But are people being overly critical of WWP? Do these shortcomings make WWP “bad”? After all, WWP is just one charity, albeit a very large, highly visible one; it can’t be all things to all people.  Nor can it/should it be viewed as a replacement program for gov't/VA care.  It’d be hard to argue that another organization has done more than WWP to raise broad general public support and awareness for wounded veterans.  So, for that they deserve some credit.

That said, it does seem WWP has lost it’s way a bit over the years.  An increasingly greater percentage of money raised reportedly goes to administrative costs as opposed to programs (Note:  charitynavigator.org currently rates it 3 of 4 stars, charitywatch.org rates it a ‘C’).  Not to mention the aggressive (over-reaching?) approach in defending their logo/brand. These types of issues are not unique to WWP and are seemingly symptomatic of many large charity organizations at some point.  Can they fix it? Probably. More importantly, will they fix it?

This also got me thinking more broadly about veterans/military-support charities.  I’ve never made a direct contribution to WWP.  Not because I don’t believe in their cause but rather because I’ve elected to support a couple significantly smaller veteran charities to which I have closer/direct connections.  I’m guessing a lot of people here probably take a similar approach.  When we give to a charity, we want to know that our contribution makes a difference.  These smaller charities allow me to more directly see the results and I know that nearly 100% is directed to programs. They have a niche.  But, the concern with smaller orgs will always be their longevity and effectiveness due to their relative size and obscurity. In addition, there are so many of these smaller veterans’ charities with similar objectives (sometimes there are so many that knowing what’s legit can be a concern) they sometimes get diluted/lost in the mix. It seems some would benefit from the synergies of partnership/consolidation.


----------



## Ranger Psych (Jan 27, 2016)

WWP is shit. Pure and simple. The amount of actual things they do for veterans they're so called supporting is abysmal.


----------



## Brill (Jan 27, 2016)

WWP vs SOWF

Scroll down about half-way to look at expenses vs program funds.

Bottom line, WWP is like a HOA: there to make money for the admin while delivery as little service as possible to just be legal.


----------



## Grunt (Jan 27, 2016)

I quit contributing to them a long time ago. There is a lot of their "administrative" money that could truly help a lot of Wounded Warriors!


----------



## Gunz (Jan 27, 2016)

I've been hearing bad things about WWP for the last four years. I have a  friend who helps organize scuba dives down in the Carib for wounded vets...and he says WWP always shows up but doesn't contribute a dime to these activities; airfare, dinners, lodging, dive lessons and supervision, cell phones, computers, all privately donated to these vets. Here's another take on the OP.

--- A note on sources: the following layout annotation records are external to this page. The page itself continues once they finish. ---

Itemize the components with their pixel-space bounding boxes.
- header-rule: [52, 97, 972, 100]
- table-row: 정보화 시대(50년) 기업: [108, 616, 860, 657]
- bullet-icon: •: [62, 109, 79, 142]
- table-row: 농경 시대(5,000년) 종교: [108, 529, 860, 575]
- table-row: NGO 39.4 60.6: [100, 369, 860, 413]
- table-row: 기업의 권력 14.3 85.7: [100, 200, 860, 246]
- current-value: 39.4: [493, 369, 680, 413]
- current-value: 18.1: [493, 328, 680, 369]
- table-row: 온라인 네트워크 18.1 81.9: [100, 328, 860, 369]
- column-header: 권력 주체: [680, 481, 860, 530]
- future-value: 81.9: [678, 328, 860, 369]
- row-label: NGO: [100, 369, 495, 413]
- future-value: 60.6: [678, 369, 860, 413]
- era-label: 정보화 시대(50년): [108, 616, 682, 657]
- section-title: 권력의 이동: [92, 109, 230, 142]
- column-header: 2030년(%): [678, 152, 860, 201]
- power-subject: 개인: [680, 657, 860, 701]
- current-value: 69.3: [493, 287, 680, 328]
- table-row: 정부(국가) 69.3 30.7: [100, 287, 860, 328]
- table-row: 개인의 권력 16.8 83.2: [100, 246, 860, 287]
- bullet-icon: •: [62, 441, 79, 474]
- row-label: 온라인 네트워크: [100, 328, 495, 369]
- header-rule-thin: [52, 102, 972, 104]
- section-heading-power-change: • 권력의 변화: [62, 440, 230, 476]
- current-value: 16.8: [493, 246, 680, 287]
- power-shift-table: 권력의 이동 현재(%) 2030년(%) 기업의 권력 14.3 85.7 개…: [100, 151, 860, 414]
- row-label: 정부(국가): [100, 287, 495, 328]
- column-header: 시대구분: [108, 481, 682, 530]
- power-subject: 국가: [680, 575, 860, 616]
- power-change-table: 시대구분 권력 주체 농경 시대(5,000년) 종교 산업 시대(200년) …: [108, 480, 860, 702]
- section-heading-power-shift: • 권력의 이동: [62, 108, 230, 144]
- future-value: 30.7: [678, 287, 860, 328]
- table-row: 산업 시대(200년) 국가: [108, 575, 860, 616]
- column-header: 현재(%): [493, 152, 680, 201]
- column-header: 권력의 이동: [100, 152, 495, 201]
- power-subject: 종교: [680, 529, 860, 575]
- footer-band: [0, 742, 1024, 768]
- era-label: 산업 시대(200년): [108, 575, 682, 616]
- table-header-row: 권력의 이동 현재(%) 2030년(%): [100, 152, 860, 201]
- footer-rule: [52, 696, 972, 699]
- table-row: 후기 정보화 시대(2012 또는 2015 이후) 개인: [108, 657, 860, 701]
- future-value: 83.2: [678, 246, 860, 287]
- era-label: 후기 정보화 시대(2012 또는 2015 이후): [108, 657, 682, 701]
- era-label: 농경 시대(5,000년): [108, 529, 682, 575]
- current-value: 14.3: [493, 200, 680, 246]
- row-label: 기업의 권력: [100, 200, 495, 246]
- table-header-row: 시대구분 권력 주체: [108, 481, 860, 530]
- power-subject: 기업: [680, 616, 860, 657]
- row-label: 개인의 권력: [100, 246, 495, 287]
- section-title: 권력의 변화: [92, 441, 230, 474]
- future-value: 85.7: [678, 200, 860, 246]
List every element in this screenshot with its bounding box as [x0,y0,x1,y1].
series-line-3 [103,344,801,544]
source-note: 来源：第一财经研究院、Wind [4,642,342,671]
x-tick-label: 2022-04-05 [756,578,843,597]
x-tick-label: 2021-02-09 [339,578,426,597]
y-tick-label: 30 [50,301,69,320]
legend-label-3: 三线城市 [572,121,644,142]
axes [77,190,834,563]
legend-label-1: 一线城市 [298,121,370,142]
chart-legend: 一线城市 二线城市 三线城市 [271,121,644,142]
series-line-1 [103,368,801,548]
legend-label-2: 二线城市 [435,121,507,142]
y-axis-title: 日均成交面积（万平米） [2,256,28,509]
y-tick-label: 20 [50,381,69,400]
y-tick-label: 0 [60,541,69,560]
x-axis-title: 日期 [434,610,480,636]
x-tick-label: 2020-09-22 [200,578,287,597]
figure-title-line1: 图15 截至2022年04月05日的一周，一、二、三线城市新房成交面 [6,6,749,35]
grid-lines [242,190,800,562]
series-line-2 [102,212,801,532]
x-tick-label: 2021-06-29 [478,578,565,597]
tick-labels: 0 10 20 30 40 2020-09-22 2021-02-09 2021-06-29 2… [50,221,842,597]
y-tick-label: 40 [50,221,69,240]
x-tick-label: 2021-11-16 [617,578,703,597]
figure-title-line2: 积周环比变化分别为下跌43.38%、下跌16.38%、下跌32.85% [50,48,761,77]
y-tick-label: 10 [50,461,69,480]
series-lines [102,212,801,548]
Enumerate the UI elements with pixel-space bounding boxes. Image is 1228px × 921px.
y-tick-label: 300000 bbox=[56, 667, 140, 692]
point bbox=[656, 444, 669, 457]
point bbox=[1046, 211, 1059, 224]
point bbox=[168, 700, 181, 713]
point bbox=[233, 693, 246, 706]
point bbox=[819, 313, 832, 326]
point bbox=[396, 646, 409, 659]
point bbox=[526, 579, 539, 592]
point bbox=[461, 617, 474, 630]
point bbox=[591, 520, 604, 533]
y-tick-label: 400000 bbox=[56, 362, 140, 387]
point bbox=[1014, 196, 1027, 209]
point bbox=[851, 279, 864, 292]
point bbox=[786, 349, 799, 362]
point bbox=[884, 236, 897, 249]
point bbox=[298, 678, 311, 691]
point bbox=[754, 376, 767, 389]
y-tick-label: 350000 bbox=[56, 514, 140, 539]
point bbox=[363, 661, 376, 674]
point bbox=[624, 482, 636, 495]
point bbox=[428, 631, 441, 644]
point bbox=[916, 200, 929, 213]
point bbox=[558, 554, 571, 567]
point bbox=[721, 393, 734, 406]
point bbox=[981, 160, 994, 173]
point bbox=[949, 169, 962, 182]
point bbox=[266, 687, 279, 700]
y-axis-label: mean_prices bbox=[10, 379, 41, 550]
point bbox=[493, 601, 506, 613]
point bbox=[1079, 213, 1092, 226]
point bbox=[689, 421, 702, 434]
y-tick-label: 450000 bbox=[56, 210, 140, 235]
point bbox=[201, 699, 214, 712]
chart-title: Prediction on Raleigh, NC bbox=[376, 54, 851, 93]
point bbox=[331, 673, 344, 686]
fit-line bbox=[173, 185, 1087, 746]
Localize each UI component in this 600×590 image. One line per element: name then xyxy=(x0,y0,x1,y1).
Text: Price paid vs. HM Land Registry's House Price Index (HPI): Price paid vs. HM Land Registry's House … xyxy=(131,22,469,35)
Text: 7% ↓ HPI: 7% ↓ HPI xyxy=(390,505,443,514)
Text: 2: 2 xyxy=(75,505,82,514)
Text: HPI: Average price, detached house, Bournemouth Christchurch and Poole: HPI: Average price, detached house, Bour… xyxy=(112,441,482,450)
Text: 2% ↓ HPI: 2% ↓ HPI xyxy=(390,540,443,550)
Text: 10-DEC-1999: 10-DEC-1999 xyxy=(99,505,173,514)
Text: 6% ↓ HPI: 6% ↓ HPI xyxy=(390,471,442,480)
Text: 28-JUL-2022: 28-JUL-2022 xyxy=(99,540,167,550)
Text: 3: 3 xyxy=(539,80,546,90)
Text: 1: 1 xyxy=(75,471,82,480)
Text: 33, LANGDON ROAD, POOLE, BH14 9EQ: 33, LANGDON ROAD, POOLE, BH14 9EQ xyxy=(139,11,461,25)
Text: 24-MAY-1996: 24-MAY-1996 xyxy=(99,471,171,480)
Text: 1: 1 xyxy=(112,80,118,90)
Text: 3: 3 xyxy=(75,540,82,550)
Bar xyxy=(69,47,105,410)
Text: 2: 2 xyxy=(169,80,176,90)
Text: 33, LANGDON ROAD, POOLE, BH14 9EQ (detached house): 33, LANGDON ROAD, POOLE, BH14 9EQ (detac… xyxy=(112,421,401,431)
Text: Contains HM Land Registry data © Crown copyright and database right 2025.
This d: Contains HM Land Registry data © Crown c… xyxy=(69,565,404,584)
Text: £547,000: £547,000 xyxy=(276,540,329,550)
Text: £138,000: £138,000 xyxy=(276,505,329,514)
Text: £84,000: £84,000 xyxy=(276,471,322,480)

Wounded Warrior Project reportedly accused of wasting donor money | Fox News


----------



## RackMaster (Jan 27, 2016)

I think a key thing in all this is that there's a lot of really good Veterans being used as volunteers in their programs.  These men and women believe in the cause and see the benefits first hand.  But how much does it blind them to the corruption at the top?


----------



## Diamondback 2/2 (Jan 28, 2016)

They were very involved while I was at a WTU. However, if you look at the money, and where it's going, and it's pretty easy to see they are not focused on the veteran community. It's sad, and I honestly think they should be fully investigated, with a public report of funds...


----------



## Gunz (Jan 28, 2016)

And the legion of WWP copy-cat charities that somehow get a license. They know a good thing when they see it. I come across these dudes all the time...some dweeb in surplus BDUs, 200 pounds of shit in a 100 pound bag. Ever question any of these guys? I have. No sir, I never served...then why are you wearing a fucking uniform??


----------



## AWP (Jan 28, 2016)

WWP is a corporate brand using an emotional subject.

We have a member who has benefited greatly form WWP. We have at least two who barely received a drive by visit in the hospital. I think only one them received a t-shirt. To be fair they do great things, but proportionate to the dollars donated or when compared to similar charities? Not bloody likely.  

They've become a brand you can find everywhere and their logo is genius. What's more heroic than carrying a wounded comrade out of danger? They've partnered with Heinz, Under Armor, and half of the planet. You can't escape them and why should you? They help our wounded and in this post-9/11 pseudo "we love the military" US what's more noble than throwing a few dollars at wounded warriors? If you don't then you clearly don't love 'Merica, right?

I think Steven Nardizzi's position is quite clear.

Our Mission - Charity Defense Council



> Our goal is singular and bold: to change the way people think about changing the world. To let them know that low overhead is not the way the world gets changed. That poor executive compensation is not a strategic plan for ending hunger or poverty or curing disease. That inadequate, donated resources are not the path to global transformation.



He sits on their advisory board. An organization whose explicit goal is to fight for higher salaries for the CEO's who run charitable organizations. WWP's founder wants more money and is willing to fight you for it. For your money. For him.

They are a corporate brand out to make money and they hide behind your emotional attachment to the subject matter. They are the new Scientology.


----------



## policemedic (Jan 28, 2016)

Ocoka One said:


> I've been hearing bad things about WWP for the last four years. I have a  friend who helps organize scuba dives down in the Carib for wounded vets...and he says WWP always shows up but doesn't contribute a dime to these activities; airfare, dinners, lodging, dive lessons and supervision, cell phones, computers, all privately donated to these vets. Here's another take on the OP.
> 
> Wounded Warrior Project reportedly accused of wasting donor money | Fox News


 
Is he the SUDS guy?


----------



## Gunz (Jan 29, 2016)

policemedic said:


> Is he the SUDS guy?



Negative, his is HSA, Handicapped Scuba Association. He's my Nam buddy in Philly who dives in Bonaire every year. He's former Marine NCO, combat wounded, has a son who's a Marine Captain, another who's an FBI SA. He and his group do wonderful things for OIF/OEF guys.


----------



## Gunz (Jan 29, 2016)

Freefalling said:


> ...I think Steven Nardizzi's position is quite clear.
> 
> Our Mission - Charity Defense Council
> 
> ...



At least he 's an honest thieving bastard. :whatever:


----------



## TLDR20 (Jan 30, 2016)

Non profit CEO's salaries need to be high to attract the talent necessary to expand the brand. If you pay a CEO 60K a year, you are going to get a 60K a year worker.


----------



## Marauder06 (Jan 30, 2016)

TLDR20 said:


> Non profit CEO's salaries need to be high to attract the talent necessary to expand the brand. If you pay a CEO 60K a year, you are going to get a 60K a year worker.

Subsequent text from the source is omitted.